ST. HELIER, JERSEY, October 27, 2012 /24-7PressRelease/
-- Channel Islands imprint, Liberation Publishing, is publishing its first novel, "Black Art" by Vic Tanner Davy, on 1 November 2012. A crime thriller, featuring the world's first female-to-male transsexual detective, it is about a genealogist's attempts to uncover the truth surrounding the disappearance of the grandmother of a British actress called Helen Valentine.
The novel is set in the present day, but its protagonist, Arty Shaw, is a genealogist who is asked to research the disappearance of Kay Marett in 1942 so, inevitably, there is an historical element to the story too. Vic has always been interested in the islands' history. "The Channel Islands' unique relationship to the British crown has shaped their history. At no point in time was this starker than during the Second World War. The islands' occupation by German forces meant that islanders had to make choices that no one else in the British Isles had to make. The novel is about one islander's choice and the repercussions that choice has for generations of her family."
Written as a hard-boiled, detective novel from the golden age, Vic chose a style that enabled Arty Shaw to express his views in colourful ways. "I love the cynical asides that the hero always makes in noir novels. There is a black humour to it that serves to show the reader he's really good guy, even though the needle of his moral compass is slightly battered and his view of the world somewhat jaded. If you didn't have those insights, he could appear to be just a gun-toting, wise-cracking thug. Because Arty is an unusual choice for a hero, I wanted to use that humour to get the reader on his side."
Arty certainly is an unusual choice for a hero. He is transsexual. Born female, he now lives as a man. Vic believes that Arty may be the world's first female-to-male detective. "But, this shouldn't put anyone off! It was important to me to write the novel so that the reader forgets that Arty is trans. He is just a regular guy. His sex-change is no more relevant to the plot than the fact that he drives an old Dodge." So, why make that choice? "There have been numerous television programmes, newspaper and magazine articles, and so-called documentaries about transsexuals in recent years that have used sensationalist tactics to attract audiences.
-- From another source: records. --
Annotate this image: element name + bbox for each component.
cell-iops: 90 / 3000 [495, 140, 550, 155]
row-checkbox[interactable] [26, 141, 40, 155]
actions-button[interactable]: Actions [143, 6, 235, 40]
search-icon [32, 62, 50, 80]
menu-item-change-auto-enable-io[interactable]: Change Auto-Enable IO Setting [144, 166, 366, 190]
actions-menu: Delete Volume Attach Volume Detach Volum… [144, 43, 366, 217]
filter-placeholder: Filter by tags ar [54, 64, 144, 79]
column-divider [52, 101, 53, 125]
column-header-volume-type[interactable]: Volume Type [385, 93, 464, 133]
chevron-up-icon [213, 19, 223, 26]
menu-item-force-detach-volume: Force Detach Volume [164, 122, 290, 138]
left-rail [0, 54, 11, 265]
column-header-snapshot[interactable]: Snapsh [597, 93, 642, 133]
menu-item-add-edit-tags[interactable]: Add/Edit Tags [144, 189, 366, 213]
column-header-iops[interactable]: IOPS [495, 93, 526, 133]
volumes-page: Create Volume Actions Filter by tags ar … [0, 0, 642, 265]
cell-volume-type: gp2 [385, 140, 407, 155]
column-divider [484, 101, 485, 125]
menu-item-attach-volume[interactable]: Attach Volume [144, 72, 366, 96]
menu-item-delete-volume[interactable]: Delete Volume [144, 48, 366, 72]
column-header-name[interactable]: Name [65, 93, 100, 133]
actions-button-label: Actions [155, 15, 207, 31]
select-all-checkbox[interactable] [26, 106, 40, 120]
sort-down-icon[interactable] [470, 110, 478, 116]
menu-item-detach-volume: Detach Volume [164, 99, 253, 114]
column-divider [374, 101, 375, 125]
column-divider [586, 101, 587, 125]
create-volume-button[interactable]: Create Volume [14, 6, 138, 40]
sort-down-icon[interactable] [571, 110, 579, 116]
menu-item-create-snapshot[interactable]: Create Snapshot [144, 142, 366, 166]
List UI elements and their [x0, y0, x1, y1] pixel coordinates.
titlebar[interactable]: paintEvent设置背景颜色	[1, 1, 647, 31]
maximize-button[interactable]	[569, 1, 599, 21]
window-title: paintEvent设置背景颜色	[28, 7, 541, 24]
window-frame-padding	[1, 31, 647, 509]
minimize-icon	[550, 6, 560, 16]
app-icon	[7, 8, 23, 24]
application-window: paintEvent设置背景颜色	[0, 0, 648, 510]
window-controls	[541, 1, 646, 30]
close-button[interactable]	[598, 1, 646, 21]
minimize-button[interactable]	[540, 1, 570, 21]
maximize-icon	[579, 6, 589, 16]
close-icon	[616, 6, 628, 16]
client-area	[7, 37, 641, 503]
I find the way that they use language to elicit a particular audience reaction to their subject offensive. The fact that someone has changed sex is still universally headlined in shock-horror terms. Arty is an attempt to introduce a rounded, interesting character to the mainstream who happens to be trans."
Although the novel deals with some big themes, not least of which is Holocaust denial, Vic says that the novel's primary purpose is to be enjoyable. "I don't think reading should be a chore. If you enjoy what you read, it has more impact. "Black Art" deals with some important issues, but I am not setting out to lecture anyone. At the end of the day, it is a work of fiction so writing a good story that engages the reader is the most important thing for me."